The analyst believes Fitbit could find growth to be difficult because of its core utility issue. He still believes “a large portion” of those who own one of the company’s devices stop using it within months of receiving it. Of course this is a very basic problem that results in a high churn rate, making it difficult for the company to find growth.
Apple threatens Fitbit
Apple and Aetna announced this week that they have struck a deal for the insurer to subsidize or purchase some Apple Watches for customers and employees.

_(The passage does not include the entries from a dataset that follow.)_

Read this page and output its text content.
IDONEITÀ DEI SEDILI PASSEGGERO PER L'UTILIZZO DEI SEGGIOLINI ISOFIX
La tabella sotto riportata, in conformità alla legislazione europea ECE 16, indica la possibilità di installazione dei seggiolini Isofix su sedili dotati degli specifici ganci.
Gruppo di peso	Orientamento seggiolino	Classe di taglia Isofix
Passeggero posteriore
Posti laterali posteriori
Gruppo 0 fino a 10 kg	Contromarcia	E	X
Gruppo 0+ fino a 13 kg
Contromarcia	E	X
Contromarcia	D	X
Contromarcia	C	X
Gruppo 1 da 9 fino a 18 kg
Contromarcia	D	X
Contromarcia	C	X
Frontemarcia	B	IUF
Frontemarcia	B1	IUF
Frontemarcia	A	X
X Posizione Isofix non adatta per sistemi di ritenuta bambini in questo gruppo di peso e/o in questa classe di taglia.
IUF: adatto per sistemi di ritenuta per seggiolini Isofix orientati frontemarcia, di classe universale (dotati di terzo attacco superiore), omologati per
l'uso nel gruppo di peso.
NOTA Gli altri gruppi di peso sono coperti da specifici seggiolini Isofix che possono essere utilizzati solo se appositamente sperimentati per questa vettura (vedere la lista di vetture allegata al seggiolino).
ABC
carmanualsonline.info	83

Of course this is a huge blow to Fitbit, which has been making headway through corporate partnerships.
“That Apple can ink an exclusive deal without a truly mass market device is scary,” Erickson wrote in his report. “Imagine what Apple could do when (not if) it comes out with a $150-$200 fitness tracker, which we expect within the next year or two.”
Fitbit still leading in a survey
On Wednesday, Raymond James analyst Tavis McCourt had some positive news for Fitbit in the form of his firm’s recent survey about fitness wearables. He said the company still has a stranglehold on the wearable market in terms of purchasing intent, with 16% of respondents saying they intended to buy one, which is a new record. Also 14% of respondents already have one, which is also the highest reading ever. Last year those figures were 14% and 12%, respectively.

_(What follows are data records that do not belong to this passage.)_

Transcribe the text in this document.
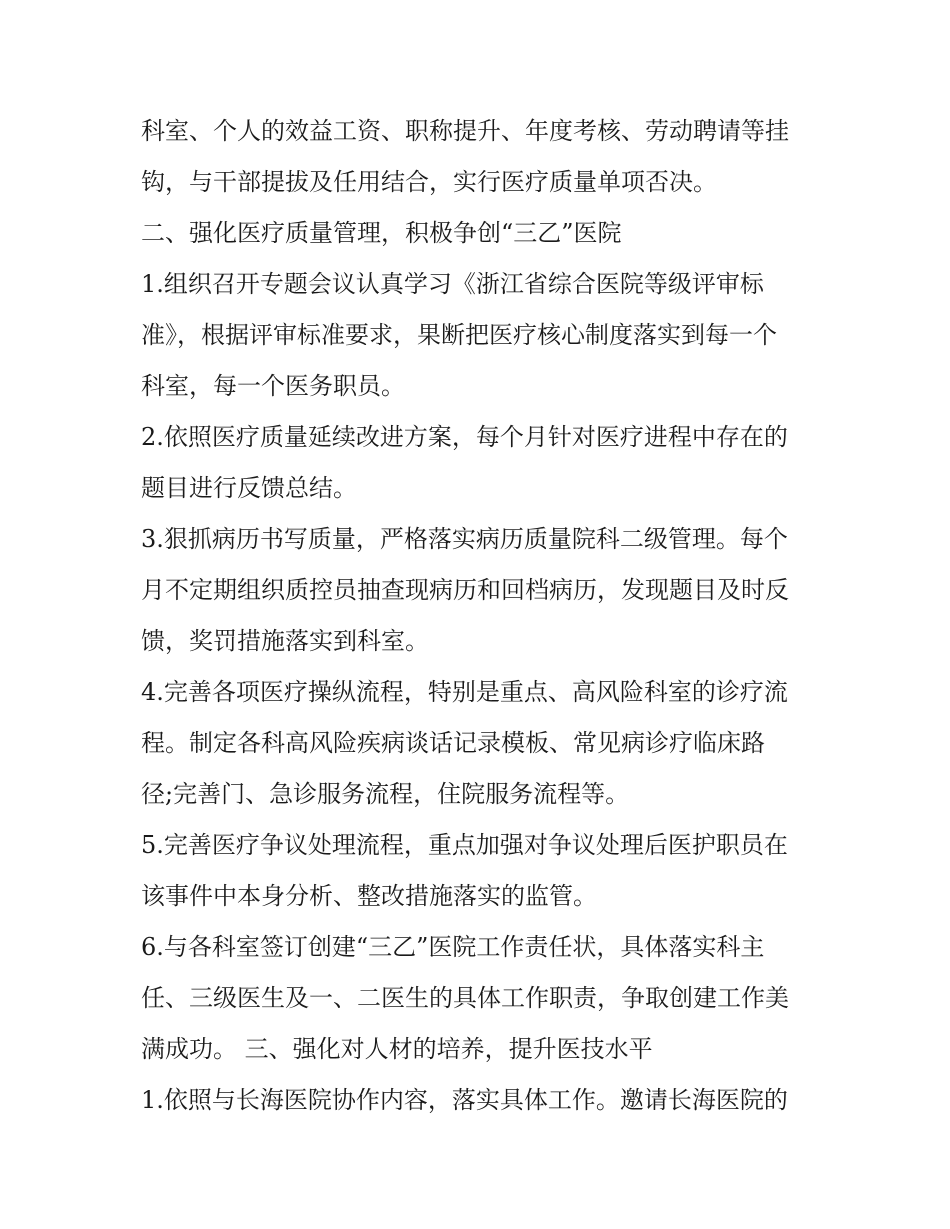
科室、个人的效益工资、职称提升、年度考核、劳动聘请等挂
钩，与干部提拔及任用结合，实行医疗质量单项否决。
二、强化医疗质量管理，积极争创“三乙”医院
1.组织召开专题会议认真学习《浙江省综合医院等级评审标
准》，根据评审标准要求，果断把医疗核心制度落实到每一个
科室，每一个医务职员。
2.依照医疗质量延续改进方案，每个月针对医疗进程中存在的
题目进行反馈总结。
3.狠抓病历书写质量，严格落实病历质量院科二级管理。每个
月不定期组织质控员抽查现病历和回档病历，发现题目及时反
馈，奖罚措施落实到科室。
4.完善各项医疗操纵流程，特别是重点、高风险科室的诊疗流
程。制定各科高风险疾病谈话记录模板、常见病诊疗临床路
径;完善门、急诊服务流程，住院服务流程等。
5.完善医疗争议处理流程，重点加强对争议处理后医护职员在
该事件中本身分析、整改措施落实的监管。
6.与各科室签订创建“三乙”医院工作责任状，具体落实科主
任、三级医生及一、二医生的具体工作职责，争取创建工作美
满成功。 三、强化对人材的培养，提升医技水平
1.依照与长海医院协作内容，落实具体工作。邀请长海医院的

However, McCourt also had some troubling findings regarding Apple, which is closing the gap with Fitbit. Just 2% of his survey’s respondents own an Apple Watch, and 9% plan to buy one. The concern here is that he has found a steady increase in purchase intent for the device, although thus far, that intent has not translated into purchases. The analyst expects a “meaningful uptick” in demand for the Apple Watch the year the company gets the wearable “right,” although it would seem that it hasn’t arrived yet.
Apple did unveil the Series 2 models along with the iPhone 7 lineup, but so far the new iPhone has gotten all the attention (good and bad).
Fitbit shares plunged by about 10% to as low as $14.97 during regular trading hours today, while Apple stock slipped by as much as 1.54% to $112.20 on a bearish report from Barclays.